I am at least as worried by this paralysis as I am about the path the future will take. I believe that an economy based on growth is on a collision course, being set on the stage of a finite and filling Earth. I believe this will manifest most sharply in the oil (liquid fuel; transportation) domain, but fossil fuels in general are also on the hook. And we face no shortage of other existential challenges associated with a growing population exerting pressure on atmospheric quality, water, agriculture, fish and species survival, etc.
Yet these are beliefs. I can’t prove to anyone that this is our path: just (hopefully) that it’s a legitimate set of concerns. What I am more certain about is that if my concerns are validated in the coming decades, our political system is woefully ill-equipped to respond appropriately. If resource-imposed reductions are part of our objective future, our citizens will not go down that road quietly. Unless a majority of people understand the inevitability of downward adaptations, any politician vowing to save us from that defeatist path will rise to power on the backs of those who either refuse to—or simply do not—comprehend the physical impositions we face.
Moreover, the recognition that a politician only needs to stoke the denial and lambast the “responsible” path to gain popular support will surely incentivize deliberate misinformation campaigns and stirring of uncertainty. Gee—where have we ever seen this before? A recent book by a UCSD colleague, Merchants of Doubt, details high-profile instances of this old saw.
When we combine physical limitations with political ambition, natural aversion to a reduced standard of living, and a population insufficiently prepared to evaluate the fundamental problem, I can predict an unfortunate outcome.
A unifying theme here is that people across the intellectual spectrum exert influence on our future. No one is smart enough to see all ends or anticipate the path to the future. Very smart people often disagree on fundamental issues, may get trapped into narrow yet compelling lines of argument, or refrain from prognosticating on account of a high degree of uncertainty. Meanwhile, ambitious people find it easy to manipulate public opinion to stymie action—especially when such action brings easily exposed short-term sacrifices.
So we’re caught between not knowing which smart people to believe (they can’t all be right), and a population predisposed to being misled by intellectual “superiors.” In the post, I offered some speculative psychological mechanisms by which smart people can miss the boat.
My reaction is to be skeptical of anyone who expresses certainty about our future, whether it’s on the doom side or the “infinity and beyond” side.
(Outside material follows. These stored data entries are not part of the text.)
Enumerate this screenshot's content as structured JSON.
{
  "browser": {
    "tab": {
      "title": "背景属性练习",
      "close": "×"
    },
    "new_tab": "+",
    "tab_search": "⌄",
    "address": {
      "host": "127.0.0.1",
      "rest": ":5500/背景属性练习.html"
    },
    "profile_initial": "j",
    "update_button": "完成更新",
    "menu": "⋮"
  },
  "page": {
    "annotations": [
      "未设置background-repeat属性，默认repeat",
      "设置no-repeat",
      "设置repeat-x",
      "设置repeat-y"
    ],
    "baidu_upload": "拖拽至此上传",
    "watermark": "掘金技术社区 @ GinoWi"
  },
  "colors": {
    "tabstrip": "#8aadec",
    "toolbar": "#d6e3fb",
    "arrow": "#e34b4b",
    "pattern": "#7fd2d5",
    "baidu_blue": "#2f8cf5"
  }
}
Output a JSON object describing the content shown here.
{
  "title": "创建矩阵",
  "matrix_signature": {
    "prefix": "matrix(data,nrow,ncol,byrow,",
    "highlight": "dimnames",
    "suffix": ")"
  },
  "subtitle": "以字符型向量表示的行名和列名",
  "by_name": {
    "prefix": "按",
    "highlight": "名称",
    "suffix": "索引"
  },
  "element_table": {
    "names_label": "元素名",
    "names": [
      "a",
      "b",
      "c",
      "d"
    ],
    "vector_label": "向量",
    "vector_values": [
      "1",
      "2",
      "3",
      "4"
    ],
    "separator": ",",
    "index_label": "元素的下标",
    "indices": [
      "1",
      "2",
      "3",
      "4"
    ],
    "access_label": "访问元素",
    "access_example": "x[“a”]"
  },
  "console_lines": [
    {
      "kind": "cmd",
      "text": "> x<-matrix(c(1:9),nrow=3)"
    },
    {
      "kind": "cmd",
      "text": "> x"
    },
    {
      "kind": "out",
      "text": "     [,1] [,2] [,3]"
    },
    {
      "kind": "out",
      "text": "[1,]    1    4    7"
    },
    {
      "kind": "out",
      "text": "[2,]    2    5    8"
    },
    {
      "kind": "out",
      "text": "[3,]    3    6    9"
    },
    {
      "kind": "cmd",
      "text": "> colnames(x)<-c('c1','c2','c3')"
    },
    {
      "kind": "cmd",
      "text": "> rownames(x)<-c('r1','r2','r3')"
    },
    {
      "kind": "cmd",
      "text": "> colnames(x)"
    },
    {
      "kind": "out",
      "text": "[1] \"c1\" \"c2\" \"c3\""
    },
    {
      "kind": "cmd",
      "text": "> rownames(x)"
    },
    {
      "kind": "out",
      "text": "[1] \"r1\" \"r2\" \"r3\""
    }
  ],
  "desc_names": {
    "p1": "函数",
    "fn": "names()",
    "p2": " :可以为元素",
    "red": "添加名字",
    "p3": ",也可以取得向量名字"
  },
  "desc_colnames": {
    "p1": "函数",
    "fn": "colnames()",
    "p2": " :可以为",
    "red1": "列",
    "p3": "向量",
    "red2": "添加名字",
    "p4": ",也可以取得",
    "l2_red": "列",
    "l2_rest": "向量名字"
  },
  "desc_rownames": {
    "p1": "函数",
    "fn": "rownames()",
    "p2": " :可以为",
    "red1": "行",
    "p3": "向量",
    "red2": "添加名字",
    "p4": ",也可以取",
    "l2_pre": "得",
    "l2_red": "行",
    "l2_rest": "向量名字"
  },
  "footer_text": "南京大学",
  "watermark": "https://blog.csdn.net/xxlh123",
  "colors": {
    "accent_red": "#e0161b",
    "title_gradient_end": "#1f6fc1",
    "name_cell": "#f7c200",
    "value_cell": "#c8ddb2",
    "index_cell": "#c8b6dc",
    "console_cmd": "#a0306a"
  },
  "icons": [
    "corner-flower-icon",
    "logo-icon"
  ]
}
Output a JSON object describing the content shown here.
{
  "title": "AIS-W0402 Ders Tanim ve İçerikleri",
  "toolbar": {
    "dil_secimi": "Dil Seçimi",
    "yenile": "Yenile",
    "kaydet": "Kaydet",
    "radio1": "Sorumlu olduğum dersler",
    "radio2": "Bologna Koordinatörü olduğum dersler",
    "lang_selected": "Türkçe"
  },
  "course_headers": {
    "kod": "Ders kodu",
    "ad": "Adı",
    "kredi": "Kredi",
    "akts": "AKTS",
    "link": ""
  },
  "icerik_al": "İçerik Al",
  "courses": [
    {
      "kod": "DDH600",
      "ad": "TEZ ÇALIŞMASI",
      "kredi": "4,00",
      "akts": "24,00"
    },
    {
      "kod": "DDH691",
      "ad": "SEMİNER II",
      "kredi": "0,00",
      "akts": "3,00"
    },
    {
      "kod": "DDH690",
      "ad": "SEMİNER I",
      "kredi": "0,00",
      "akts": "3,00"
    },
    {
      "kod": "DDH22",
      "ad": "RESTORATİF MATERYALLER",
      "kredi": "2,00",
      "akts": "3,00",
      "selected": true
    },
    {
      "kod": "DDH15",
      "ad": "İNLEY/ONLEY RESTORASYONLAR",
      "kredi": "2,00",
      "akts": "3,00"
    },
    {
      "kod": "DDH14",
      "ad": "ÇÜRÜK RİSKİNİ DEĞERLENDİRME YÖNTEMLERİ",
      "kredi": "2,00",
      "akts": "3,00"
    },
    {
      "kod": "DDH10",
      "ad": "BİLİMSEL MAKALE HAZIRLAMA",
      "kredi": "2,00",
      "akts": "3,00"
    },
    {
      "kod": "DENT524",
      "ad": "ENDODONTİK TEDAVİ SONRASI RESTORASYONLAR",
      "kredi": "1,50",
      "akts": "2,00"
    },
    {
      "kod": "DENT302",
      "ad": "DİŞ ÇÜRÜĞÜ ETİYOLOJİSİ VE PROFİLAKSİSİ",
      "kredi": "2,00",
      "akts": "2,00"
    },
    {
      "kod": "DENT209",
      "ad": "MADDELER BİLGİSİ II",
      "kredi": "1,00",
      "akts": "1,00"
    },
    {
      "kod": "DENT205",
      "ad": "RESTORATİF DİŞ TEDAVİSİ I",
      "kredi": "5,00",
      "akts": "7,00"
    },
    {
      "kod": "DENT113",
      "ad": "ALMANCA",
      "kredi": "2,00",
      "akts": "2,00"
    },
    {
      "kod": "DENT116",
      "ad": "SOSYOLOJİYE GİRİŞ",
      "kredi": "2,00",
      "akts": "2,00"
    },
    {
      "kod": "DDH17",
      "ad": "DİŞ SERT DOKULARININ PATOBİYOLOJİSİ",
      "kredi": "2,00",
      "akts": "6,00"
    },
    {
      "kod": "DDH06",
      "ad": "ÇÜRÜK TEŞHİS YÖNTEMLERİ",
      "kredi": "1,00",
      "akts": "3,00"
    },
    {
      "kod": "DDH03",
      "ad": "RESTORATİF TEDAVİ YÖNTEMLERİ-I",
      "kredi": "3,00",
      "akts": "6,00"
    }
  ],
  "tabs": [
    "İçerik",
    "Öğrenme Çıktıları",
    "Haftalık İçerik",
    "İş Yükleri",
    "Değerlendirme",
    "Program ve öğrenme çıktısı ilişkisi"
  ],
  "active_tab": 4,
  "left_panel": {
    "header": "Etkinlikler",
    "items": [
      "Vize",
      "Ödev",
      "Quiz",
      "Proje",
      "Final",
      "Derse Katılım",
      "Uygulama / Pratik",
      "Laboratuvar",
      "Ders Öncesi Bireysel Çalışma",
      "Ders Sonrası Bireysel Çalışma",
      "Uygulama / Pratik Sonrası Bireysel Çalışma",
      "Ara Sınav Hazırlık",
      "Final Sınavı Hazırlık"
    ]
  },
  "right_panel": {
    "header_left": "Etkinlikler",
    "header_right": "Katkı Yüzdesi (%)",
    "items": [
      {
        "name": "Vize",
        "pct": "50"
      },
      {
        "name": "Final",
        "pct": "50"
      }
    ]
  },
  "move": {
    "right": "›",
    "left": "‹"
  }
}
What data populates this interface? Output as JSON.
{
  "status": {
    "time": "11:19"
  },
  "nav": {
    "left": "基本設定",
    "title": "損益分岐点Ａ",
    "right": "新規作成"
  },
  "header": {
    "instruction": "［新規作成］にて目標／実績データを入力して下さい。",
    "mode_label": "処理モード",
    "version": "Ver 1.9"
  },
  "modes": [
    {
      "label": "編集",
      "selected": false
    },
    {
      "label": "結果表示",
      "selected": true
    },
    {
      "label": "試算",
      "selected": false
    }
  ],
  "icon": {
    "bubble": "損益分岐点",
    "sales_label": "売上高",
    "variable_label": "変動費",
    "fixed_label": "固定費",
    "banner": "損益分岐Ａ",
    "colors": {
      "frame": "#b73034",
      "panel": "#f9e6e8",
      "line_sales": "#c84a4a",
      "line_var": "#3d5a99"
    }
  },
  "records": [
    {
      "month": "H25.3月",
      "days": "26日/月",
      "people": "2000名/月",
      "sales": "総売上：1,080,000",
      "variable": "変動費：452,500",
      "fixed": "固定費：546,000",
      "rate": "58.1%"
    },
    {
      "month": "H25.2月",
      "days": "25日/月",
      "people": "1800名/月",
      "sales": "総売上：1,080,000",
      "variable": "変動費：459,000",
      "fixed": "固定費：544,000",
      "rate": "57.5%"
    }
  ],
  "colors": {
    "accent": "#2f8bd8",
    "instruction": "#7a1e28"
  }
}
Meanwhile, I see a plausible reason to worry about the pitfalls accompanying the decline of the fossil fuel age, and sense a reality disconnect in those who see our upward march continuing indefinitely. Given the structural challenges stacked against an effective reaction to the doom side of the divide, I tend to take this one more seriously, due to the asymmetric risk associated with it. If I am wrong to worry about the doom option, but in the process encourage urgent transition to renewable resources and reduced personal energy usage, where’s the harm in that? It seems much worse to deny the doom and be wrong, having advocated practices that only accelerate and amplify an eventual decline.
In truth, we may well hit somewhere in between: a trajectory that pulls up short of collapse, but not without some painful loss—possibly failing to regain the pinnacle we now enjoy. But who am I to say?! I just have to see it unfold like everyone else, while advocating that we play it safe, heed plausible warnings, and re-frame our expectations for the future. It may not be smart, but perhaps it’s as close as I can come.